Gmail Should be the Hub of Your Company's Social Media Strategy


Back in March, I talked about how you can cleanly separate personal and work social media personalities, and suggested a list of tools that I use to make sure I don't blur the two. But as I talk with companies getting started in the big world of social media, one thing that keeps becoming clear to me is that they need to be using Gmail as the communication hub for their strategy. By using Gmail, companies can centralize all social media-related communication, make it available to third-party vendors who may be participating, and easily integrate with other Google tools.

One of the major hurdles in most companies looking to take on social media for the first time is their need to relax and reduce the amount of control they have over their message and who is engaging. Similarly, for some, the concept of having company-operated data, in the form of e-mail messages, on a third party site, can be daunting. But realities are that often, multiple hands are part of the strategy, and multiple people, including potentially the PR firm, need to be able to log in, making GMail a logical choice.


GMail Helps Manage the Data Onslaught

Additionally, having a Google Account is a requirement for multiple essential parts of one's social media strategy, including access to Google Reader, the creation of a link blog using Google Reader, and to set up FeedBurner for distributing your blog through RSS and tracking statistics.

By logging into the company's Gmail account, you gain immediate access to Google Reader, FeedBurner and Google Analytics, if you are watching your blog statistics closely.
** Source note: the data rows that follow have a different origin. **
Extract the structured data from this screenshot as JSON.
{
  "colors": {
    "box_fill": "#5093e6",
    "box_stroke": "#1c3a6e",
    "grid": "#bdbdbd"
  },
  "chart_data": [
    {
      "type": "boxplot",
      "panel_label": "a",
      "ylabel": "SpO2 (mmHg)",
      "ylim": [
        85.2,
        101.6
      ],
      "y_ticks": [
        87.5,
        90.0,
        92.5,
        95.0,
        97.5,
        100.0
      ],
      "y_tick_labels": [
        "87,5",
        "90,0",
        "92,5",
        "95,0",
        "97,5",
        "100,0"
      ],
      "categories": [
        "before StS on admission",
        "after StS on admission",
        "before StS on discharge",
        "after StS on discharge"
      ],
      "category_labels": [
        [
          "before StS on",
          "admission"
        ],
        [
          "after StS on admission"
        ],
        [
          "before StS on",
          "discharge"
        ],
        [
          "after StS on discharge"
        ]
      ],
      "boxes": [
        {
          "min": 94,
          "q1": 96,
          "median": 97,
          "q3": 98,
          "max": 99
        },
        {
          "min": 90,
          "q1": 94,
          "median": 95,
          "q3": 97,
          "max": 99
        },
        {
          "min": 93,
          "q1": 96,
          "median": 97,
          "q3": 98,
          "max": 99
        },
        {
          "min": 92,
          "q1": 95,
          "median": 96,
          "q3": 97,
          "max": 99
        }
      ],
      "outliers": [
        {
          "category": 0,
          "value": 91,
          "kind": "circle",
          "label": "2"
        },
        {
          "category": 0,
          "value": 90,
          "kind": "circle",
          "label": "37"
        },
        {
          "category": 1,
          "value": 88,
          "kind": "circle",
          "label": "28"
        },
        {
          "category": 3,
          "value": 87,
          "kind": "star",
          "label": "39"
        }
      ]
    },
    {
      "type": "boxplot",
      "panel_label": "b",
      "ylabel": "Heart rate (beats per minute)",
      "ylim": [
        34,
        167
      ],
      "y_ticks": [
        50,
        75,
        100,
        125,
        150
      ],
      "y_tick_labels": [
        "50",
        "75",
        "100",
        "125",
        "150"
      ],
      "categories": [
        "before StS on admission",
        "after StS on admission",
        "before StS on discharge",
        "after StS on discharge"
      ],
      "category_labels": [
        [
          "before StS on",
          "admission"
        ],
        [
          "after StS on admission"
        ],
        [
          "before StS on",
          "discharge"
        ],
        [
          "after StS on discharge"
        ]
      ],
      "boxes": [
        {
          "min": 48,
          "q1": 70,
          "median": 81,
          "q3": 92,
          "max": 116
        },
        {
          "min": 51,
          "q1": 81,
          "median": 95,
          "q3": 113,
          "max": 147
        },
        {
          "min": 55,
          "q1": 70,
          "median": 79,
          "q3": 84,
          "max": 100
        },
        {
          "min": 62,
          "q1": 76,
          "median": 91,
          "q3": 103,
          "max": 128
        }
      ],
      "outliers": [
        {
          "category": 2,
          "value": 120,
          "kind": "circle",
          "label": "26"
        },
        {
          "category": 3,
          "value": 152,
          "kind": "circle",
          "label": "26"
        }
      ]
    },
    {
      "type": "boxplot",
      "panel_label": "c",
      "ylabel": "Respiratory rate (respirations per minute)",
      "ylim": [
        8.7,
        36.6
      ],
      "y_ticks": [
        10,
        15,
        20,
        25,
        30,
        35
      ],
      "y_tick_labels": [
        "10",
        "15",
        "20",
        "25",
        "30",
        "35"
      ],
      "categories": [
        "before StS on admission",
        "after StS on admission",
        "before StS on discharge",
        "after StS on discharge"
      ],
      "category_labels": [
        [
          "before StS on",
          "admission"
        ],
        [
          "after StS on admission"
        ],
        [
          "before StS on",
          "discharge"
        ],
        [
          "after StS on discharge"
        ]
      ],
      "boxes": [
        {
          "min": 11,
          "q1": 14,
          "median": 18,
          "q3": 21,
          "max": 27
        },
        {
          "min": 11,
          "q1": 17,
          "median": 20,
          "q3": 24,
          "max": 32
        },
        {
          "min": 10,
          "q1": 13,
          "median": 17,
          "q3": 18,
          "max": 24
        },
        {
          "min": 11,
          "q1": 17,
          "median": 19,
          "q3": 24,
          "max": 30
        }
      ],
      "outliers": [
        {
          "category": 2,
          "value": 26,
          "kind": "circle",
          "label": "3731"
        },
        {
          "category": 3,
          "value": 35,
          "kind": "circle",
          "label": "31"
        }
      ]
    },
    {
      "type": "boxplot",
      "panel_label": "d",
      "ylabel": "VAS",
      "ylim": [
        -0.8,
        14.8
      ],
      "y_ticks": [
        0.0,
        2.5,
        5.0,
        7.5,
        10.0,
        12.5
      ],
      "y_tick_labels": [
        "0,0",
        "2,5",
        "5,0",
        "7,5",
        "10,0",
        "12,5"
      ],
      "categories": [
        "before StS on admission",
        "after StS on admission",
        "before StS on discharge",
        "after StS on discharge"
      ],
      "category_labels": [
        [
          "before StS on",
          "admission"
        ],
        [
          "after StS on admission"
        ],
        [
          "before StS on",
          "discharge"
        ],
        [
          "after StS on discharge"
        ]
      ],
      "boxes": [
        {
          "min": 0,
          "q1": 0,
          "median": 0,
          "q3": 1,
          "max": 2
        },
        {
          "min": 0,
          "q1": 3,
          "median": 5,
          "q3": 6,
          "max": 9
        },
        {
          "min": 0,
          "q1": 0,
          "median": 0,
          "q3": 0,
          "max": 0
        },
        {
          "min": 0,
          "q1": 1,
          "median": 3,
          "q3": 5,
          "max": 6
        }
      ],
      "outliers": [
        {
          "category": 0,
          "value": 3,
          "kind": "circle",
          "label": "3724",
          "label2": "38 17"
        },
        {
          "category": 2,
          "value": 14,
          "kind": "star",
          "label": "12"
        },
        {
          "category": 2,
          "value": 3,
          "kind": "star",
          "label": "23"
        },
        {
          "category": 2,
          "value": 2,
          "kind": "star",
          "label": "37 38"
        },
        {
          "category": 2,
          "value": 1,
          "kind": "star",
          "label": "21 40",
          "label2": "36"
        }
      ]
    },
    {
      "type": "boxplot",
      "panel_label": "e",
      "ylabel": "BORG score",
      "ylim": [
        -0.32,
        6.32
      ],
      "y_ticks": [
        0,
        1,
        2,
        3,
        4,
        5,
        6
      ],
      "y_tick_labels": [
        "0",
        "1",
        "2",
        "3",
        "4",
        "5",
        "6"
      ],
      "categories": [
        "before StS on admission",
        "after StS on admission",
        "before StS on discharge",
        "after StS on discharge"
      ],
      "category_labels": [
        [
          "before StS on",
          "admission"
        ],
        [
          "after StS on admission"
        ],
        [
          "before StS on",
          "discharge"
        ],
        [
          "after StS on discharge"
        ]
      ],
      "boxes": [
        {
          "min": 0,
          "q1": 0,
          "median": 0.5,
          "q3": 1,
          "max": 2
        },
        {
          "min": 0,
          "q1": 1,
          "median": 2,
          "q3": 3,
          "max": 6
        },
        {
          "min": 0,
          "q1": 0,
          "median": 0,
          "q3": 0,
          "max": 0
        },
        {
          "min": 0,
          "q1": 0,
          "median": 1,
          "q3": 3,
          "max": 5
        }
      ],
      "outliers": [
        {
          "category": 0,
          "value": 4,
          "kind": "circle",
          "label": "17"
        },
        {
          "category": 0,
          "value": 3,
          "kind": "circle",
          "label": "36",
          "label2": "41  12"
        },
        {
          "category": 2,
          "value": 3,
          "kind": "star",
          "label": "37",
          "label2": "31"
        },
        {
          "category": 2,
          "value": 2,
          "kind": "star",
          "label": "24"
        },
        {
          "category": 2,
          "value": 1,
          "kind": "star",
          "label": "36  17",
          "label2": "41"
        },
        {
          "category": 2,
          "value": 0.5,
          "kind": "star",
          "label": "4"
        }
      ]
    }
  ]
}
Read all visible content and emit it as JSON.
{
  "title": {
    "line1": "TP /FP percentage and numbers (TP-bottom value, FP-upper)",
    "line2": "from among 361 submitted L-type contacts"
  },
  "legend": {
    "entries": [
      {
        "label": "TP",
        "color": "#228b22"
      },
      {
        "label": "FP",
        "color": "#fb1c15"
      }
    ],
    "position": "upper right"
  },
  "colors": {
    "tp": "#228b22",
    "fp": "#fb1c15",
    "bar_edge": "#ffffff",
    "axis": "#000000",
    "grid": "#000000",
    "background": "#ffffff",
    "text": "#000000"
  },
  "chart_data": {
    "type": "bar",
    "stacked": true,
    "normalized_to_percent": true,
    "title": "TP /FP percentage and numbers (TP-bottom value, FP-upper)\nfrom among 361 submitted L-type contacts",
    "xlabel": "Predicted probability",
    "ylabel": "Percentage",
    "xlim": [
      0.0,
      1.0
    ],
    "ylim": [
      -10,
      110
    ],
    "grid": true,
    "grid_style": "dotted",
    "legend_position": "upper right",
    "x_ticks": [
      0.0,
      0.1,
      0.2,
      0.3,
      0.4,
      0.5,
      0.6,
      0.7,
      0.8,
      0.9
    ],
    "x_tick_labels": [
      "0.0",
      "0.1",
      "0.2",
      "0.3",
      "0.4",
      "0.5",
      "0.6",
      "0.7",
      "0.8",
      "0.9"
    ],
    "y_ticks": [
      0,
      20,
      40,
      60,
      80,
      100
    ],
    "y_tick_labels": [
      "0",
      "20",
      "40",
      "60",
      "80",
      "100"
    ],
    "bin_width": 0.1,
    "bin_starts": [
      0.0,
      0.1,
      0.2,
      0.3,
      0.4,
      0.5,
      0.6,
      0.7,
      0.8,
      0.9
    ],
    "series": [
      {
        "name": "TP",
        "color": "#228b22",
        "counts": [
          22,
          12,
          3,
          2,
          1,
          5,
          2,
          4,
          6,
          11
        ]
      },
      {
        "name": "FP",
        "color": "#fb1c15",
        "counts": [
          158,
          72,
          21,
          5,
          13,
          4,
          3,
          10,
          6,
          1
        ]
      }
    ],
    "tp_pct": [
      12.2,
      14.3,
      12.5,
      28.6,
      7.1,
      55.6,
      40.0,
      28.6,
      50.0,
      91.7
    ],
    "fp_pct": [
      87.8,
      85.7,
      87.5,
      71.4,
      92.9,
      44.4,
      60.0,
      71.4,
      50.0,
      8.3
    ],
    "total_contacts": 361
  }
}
What I recommend companies do is secure an official company Gmail ID and use that as the hub of their social networking activity. Their Twitter and FriendFeed accounts should use that same e-mail, as should YouTube, SlideShare, and other networks. New connection notifications and direct messages should flow through GMail, as should statistical updates, like those from SocialToo (where I am an advisor). Whether you structure the e-mail address as companyinc@gmail.com or companycorp@gmail.com doesn't matter, so long as it's clearly official, and the "From" data is a company name, not that of an individual.

And yes, from there, you can set up labels that automatically push e-mails from specific sources to the equivalent of folders, bypassing the in box. And with GMail, you never need to throw away any e-mail, finding your conversations threaded, and easily searchable.

Of course, Gmail can't solve every account. You still need someone to have a Facebook ID to start a fan page, and Facebook messages reside on Facebook. Similarly, you likely need a Yahoo! ID to use Flickr (if you go that route instead of Picasa). But starting with GMail as your hub makes it that much quicker to log into Google Reader and start sharing links, or click over to your FeedBurner and add new FeedFlares. To not use Gmail would mean either starting a unique account at the office dedicated to social media, or polluting the company address you already have. So if you care about streamlining your process and doing it right, point everything at Gmail.